Stehlen wir unseren Kindern durch die Ausbeutung von Rohstoffen die Zukunft? Mitnichten – der Erfindergeist und die gesellschaftliche Entwicklung werden das richten, sagt Dr. Diethard Schade, Vorstandssprecher der Akademie für Technikfolgenabschätzung in Baden-Württemberg: Der 1936 geborene Physiker hat sich zeit seines Berufslebens (Stationen in Forschungszentren, im Bonner Forschungsministerium, bei Volkswagen und Daimler-Benz) mit dem Verhältnis von Technik und Gesellschaft auseinandergesetzt.

Immer häufiger vernehmen wir die Forderung, daß wir unsere Lebensweise nachhaltig gestalten sollen.
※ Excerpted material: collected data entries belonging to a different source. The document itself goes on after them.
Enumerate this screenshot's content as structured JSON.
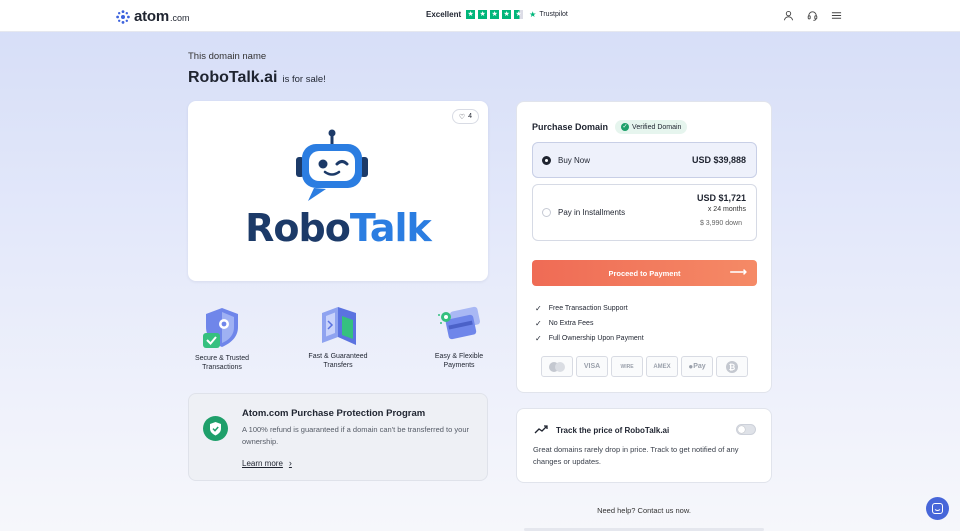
{
  "header": {
    "logo_text": "atom",
    "logo_suffix": ".com",
    "rating_label": "Excellent",
    "rating_stars": 4.5,
    "trust_brand": "Trustpilot",
    "icons": [
      "user-icon",
      "headset-icon",
      "menu-icon"
    ]
  },
  "hero": {
    "pre_title": "This domain name",
    "domain": "RoboTalk.ai",
    "suffix": "is for sale!"
  },
  "logo_card": {
    "likes": "4",
    "brand_first": "Robo",
    "brand_second": "Talk",
    "colors": {
      "dark": "#1c3a68",
      "accent": "#2b7de1"
    }
  },
  "features": [
    {
      "icon": "shield-check-icon",
      "label": "Secure & Trusted Transactions"
    },
    {
      "icon": "transfer-icon",
      "label": "Fast & Guaranteed Transfers"
    },
    {
      "icon": "card-payment-icon",
      "label": "Easy & Flexible Payments"
    }
  ],
  "protection": {
    "title": "Atom.com Purchase Protection Program",
    "text": "A 100% refund is guaranteed if a domain can't be transferred to your ownership.",
    "link": "Learn more"
  },
  "purchase": {
    "title": "Purchase Domain",
    "verified": "Verified Domain",
    "buy_label": "Buy Now",
    "buy_price": "USD $39,888",
    "inst_label": "Pay in Installments",
    "inst_price": "USD $1,721",
    "inst_months": "x 24 months",
    "inst_down": "$ 3,990 down",
    "selected": "buy",
    "cta": "Proceed to Payment",
    "cta_color": "#ef6b55",
    "benefits": [
      "Free Transaction Support",
      "No Extra Fees",
      "Full Ownership Upon Payment"
    ],
    "payment_methods": [
      "mastercard",
      "VISA",
      "WIRE",
      "AMEX",
      "Pay",
      "bitcoin"
    ]
  },
  "tracker": {
    "title": "Track the price of RoboTalk.ai",
    "text": "Great domains rarely drop in price. Track to get notified of any changes or updates.",
    "enabled": false
  },
  "footer": {
    "help": "Need help? Contact us now."
  }
}
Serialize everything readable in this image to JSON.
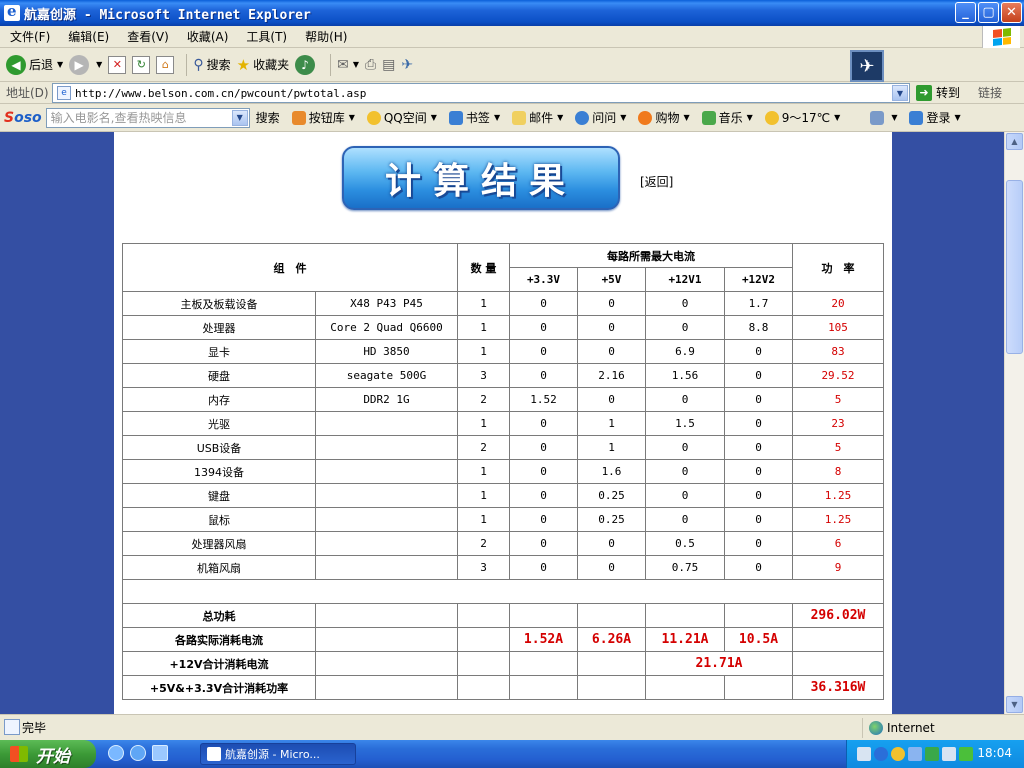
{
  "window": {
    "title": "航嘉创源 - Microsoft Internet Explorer",
    "min": "_",
    "max": "▢",
    "close": "✕"
  },
  "menu": [
    "文件(F)",
    "编辑(E)",
    "查看(V)",
    "收藏(A)",
    "工具(T)",
    "帮助(H)"
  ],
  "toolbar": {
    "back": "后退",
    "search": "搜索",
    "favorites": "收藏夹"
  },
  "address": {
    "label": "地址(D)",
    "url": "http://www.belson.com.cn/pwcount/pwtotal.asp",
    "go": "转到",
    "links": "链接"
  },
  "soso": {
    "logo_s": "S",
    "logo_rest": "oso",
    "placeholder": "输入电影名,查看热映信息",
    "search": "搜索",
    "items": [
      "按钮库",
      "QQ空间",
      "书签",
      "邮件",
      "问问",
      "购物",
      "音乐",
      "9～17℃"
    ],
    "login": "登录"
  },
  "page": {
    "banner": "计算结果",
    "back": "[返回]",
    "headers": {
      "component": "组　件",
      "quantity": "数 量",
      "current_group": "每路所需最大电流",
      "v33": "+3.3V",
      "v5": "+5V",
      "v12_1": "+12V1",
      "v12_2": "+12V2",
      "power": "功　率"
    },
    "rows": [
      [
        "主板及板载设备",
        "X48 P43 P45",
        "1",
        "0",
        "0",
        "0",
        "1.7",
        "20"
      ],
      [
        "处理器",
        "Core 2 Quad Q6600",
        "1",
        "0",
        "0",
        "0",
        "8.8",
        "105"
      ],
      [
        "显卡",
        "HD 3850",
        "1",
        "0",
        "0",
        "6.9",
        "0",
        "83"
      ],
      [
        "硬盘",
        "seagate 500G",
        "3",
        "0",
        "2.16",
        "1.56",
        "0",
        "29.52"
      ],
      [
        "内存",
        "DDR2 1G",
        "2",
        "1.52",
        "0",
        "0",
        "0",
        "5"
      ],
      [
        "光驱",
        "",
        "1",
        "0",
        "1",
        "1.5",
        "0",
        "23"
      ],
      [
        "USB设备",
        "",
        "2",
        "0",
        "1",
        "0",
        "0",
        "5"
      ],
      [
        "1394设备",
        "",
        "1",
        "0",
        "1.6",
        "0",
        "0",
        "8"
      ],
      [
        "键盘",
        "",
        "1",
        "0",
        "0.25",
        "0",
        "0",
        "1.25"
      ],
      [
        "鼠标",
        "",
        "1",
        "0",
        "0.25",
        "0",
        "0",
        "1.25"
      ],
      [
        "处理器风扇",
        "",
        "2",
        "0",
        "0",
        "0.5",
        "0",
        "6"
      ],
      [
        "机箱风扇",
        "",
        "3",
        "0",
        "0",
        "0.75",
        "0",
        "9"
      ]
    ],
    "summary": {
      "total_label": "总功耗",
      "total_value": "296.02W",
      "actual_label": "各路实际消耗电流",
      "actual_values": [
        "1.52A",
        "6.26A",
        "11.21A",
        "10.5A"
      ],
      "p12_label": "+12V合计消耗电流",
      "p12_value": "21.71A",
      "p5_label": "+5V&+3.3V合计消耗功率",
      "p5_value": "36.316W"
    }
  },
  "status": {
    "done": "完毕",
    "zone": "Internet"
  },
  "taskbar": {
    "start": "开始",
    "task": "航嘉创源 - Micro...",
    "clock": "18:04"
  }
}
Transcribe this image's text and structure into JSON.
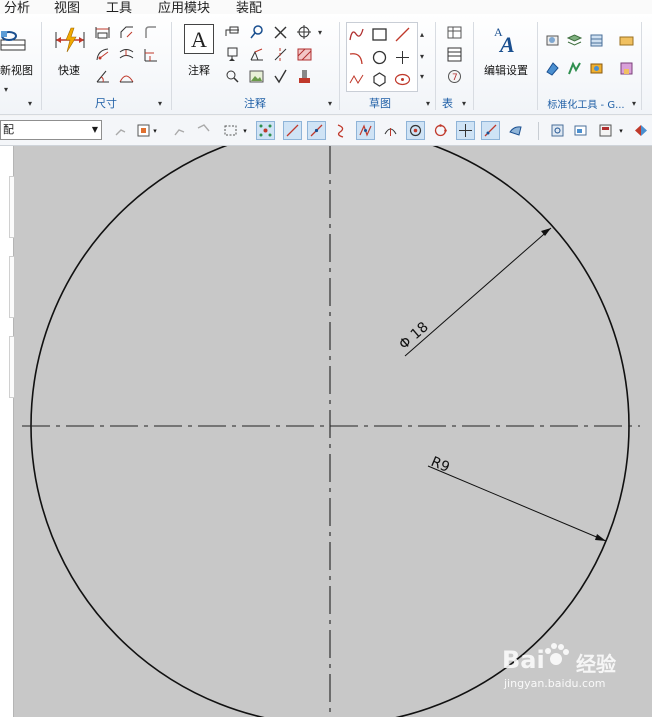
{
  "menu": {
    "items": [
      "分析",
      "视图",
      "工具",
      "应用模块",
      "装配"
    ]
  },
  "ribbon": {
    "big_buttons": {
      "new_view": "新视图",
      "quick_dimension": "快速",
      "annotation": "注释",
      "edit_settings": "编辑设置"
    },
    "groups": {
      "dimension": "尺寸",
      "annotation": "注释",
      "sketch": "草图",
      "table": "表",
      "standard_tools": "标准化工具 - G..."
    }
  },
  "selection_bar": {
    "filter_value": "配"
  },
  "drawing": {
    "dim_diameter": "Φ 18",
    "dim_radius": "R9"
  },
  "watermark": {
    "brand": "Bai",
    "brand_cn": "经验",
    "url": "jingyan.baidu.com"
  },
  "colors": {
    "canvas_bg": "#c8c8c8",
    "ribbon_group_title": "#1f5fa6",
    "toggle_active": "#cfe3f5"
  }
}
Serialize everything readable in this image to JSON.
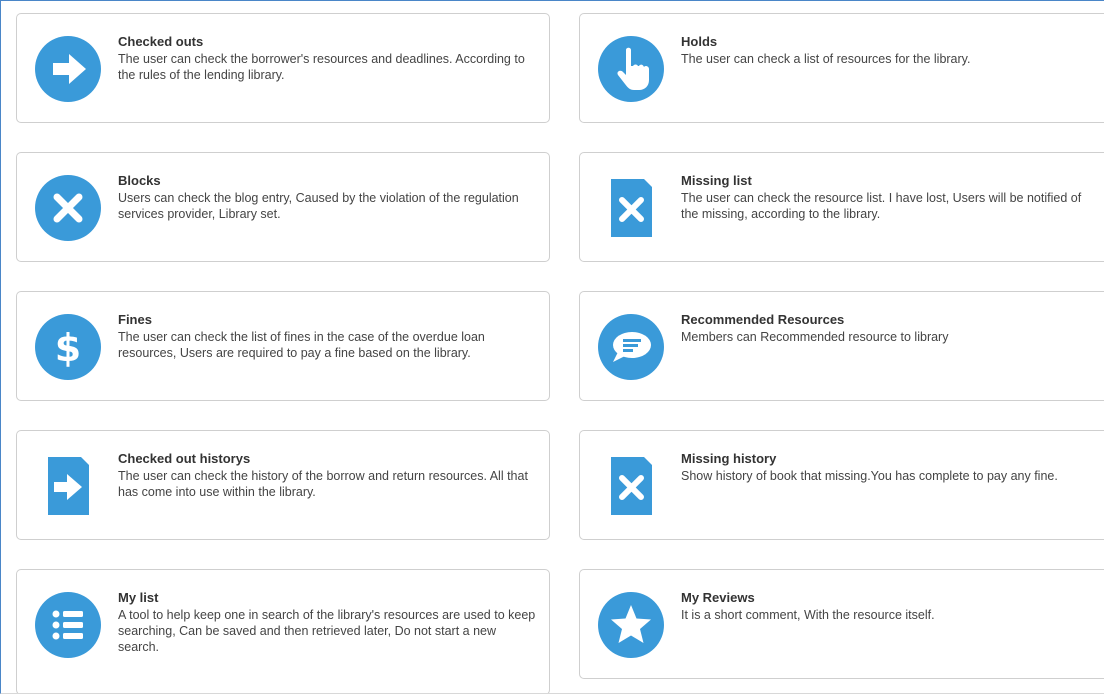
{
  "accent_color": "#3a9ad9",
  "cards": [
    {
      "title": "Checked outs",
      "icon": "arrow-right-circle-icon",
      "description": "The user can check the borrower's resources and deadlines. According to the rules of the lending library."
    },
    {
      "title": "Holds",
      "icon": "hand-pointer-icon",
      "description": "The user can check a list of resources for the library."
    },
    {
      "title": "Blocks",
      "icon": "x-circle-icon",
      "description": "Users can check the blog entry, Caused by the violation of the regulation services provider, Library set."
    },
    {
      "title": "Missing list",
      "icon": "x-file-icon",
      "description": "The user can check the resource list. I have lost, Users will be notified of the missing, according to the library."
    },
    {
      "title": "Fines",
      "icon": "dollar-circle-icon",
      "description": "The user can check the list of fines in the case of the overdue loan resources, Users are required to pay a fine based on the library."
    },
    {
      "title": "Recommended Resources",
      "icon": "comment-icon",
      "description": "Members can Recommended resource to library"
    },
    {
      "title": "Checked out historys",
      "icon": "arrow-right-file-icon",
      "description": "The user can check the history of the borrow and return resources. All that has come into use within the library."
    },
    {
      "title": "Missing history",
      "icon": "x-file-icon",
      "description": "Show history of book that missing.You has complete to pay any fine."
    },
    {
      "title": "My list",
      "icon": "list-circle-icon",
      "description": "A tool to help keep one in search of the library's resources are used to keep searching, Can be saved and then retrieved later, Do not start a new search."
    },
    {
      "title": "My Reviews",
      "icon": "star-circle-icon",
      "description": "It is a short comment, With the resource itself."
    }
  ]
}
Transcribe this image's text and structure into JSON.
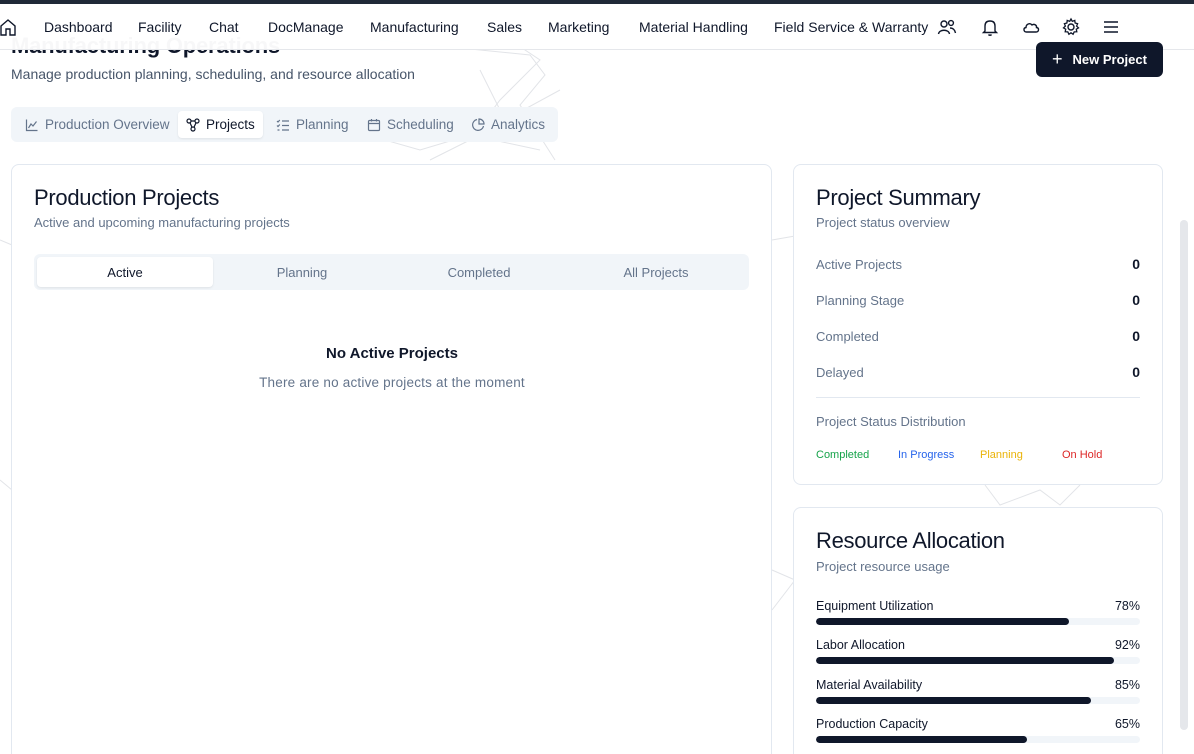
{
  "nav": {
    "items": [
      "Dashboard",
      "Facility",
      "Chat",
      "DocManage",
      "Manufacturing",
      "Sales",
      "Marketing",
      "Material Handling",
      "Field Service & Warranty"
    ],
    "icons": [
      "home-icon",
      "users-icon",
      "bell-icon",
      "cloud-icon",
      "gear-icon",
      "menu-icon"
    ]
  },
  "header": {
    "title": "Manufacturing Operations",
    "subtitle": "Manage production planning, scheduling, and resource allocation",
    "new_project_label": "New Project"
  },
  "tabs": [
    {
      "label": "Production Overview",
      "icon": "chart-line-icon",
      "active": false
    },
    {
      "label": "Projects",
      "icon": "network-icon",
      "active": true
    },
    {
      "label": "Planning",
      "icon": "checklist-icon",
      "active": false
    },
    {
      "label": "Scheduling",
      "icon": "calendar-icon",
      "active": false
    },
    {
      "label": "Analytics",
      "icon": "pie-chart-icon",
      "active": false
    }
  ],
  "projects": {
    "title": "Production Projects",
    "subtitle": "Active and upcoming manufacturing projects",
    "subtabs": [
      {
        "label": "Active",
        "active": true
      },
      {
        "label": "Planning",
        "active": false
      },
      {
        "label": "Completed",
        "active": false
      },
      {
        "label": "All Projects",
        "active": false
      }
    ],
    "empty_title": "No Active Projects",
    "empty_subtitle": "There are no active projects at the moment"
  },
  "summary": {
    "title": "Project Summary",
    "subtitle": "Project status overview",
    "stats": [
      {
        "label": "Active Projects",
        "value": "0"
      },
      {
        "label": "Planning Stage",
        "value": "0"
      },
      {
        "label": "Completed",
        "value": "0"
      },
      {
        "label": "Delayed",
        "value": "0"
      }
    ],
    "distribution_title": "Project Status Distribution",
    "legend": [
      {
        "label": "Completed",
        "color": "#16a34a"
      },
      {
        "label": "In Progress",
        "color": "#2563eb"
      },
      {
        "label": "Planning",
        "color": "#eab308"
      },
      {
        "label": "On Hold",
        "color": "#dc2626"
      }
    ]
  },
  "resources": {
    "title": "Resource Allocation",
    "subtitle": "Project resource usage",
    "items": [
      {
        "label": "Equipment Utilization",
        "value": "78%",
        "percent": 78
      },
      {
        "label": "Labor Allocation",
        "value": "92%",
        "percent": 92
      },
      {
        "label": "Material Availability",
        "value": "85%",
        "percent": 85
      },
      {
        "label": "Production Capacity",
        "value": "65%",
        "percent": 65
      }
    ]
  },
  "colors": {
    "primary": "#0f172a",
    "muted": "#64748b",
    "track": "#f1f5f9"
  }
}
Diese Forderung leitet sich in erster Linie aus Überlegungen zur Gerechtigkeit gegenüber künftigen Generationen ab: Die heutigen Generationen sollen Verantwortung für die Zukunft übernehmen und dürfen ihr Leben daher nicht auf Kosten künftiger Generationen führen. Dieses Konzept setzt Normen für das, was wir tun sollen oder tun dürfen, ist also ethisch begründet und läßt sich nicht – wie manchmal dargestellt – aus ökologischen Zwängen oder naturwissenschaftlichen Erkenntnissen ableiten.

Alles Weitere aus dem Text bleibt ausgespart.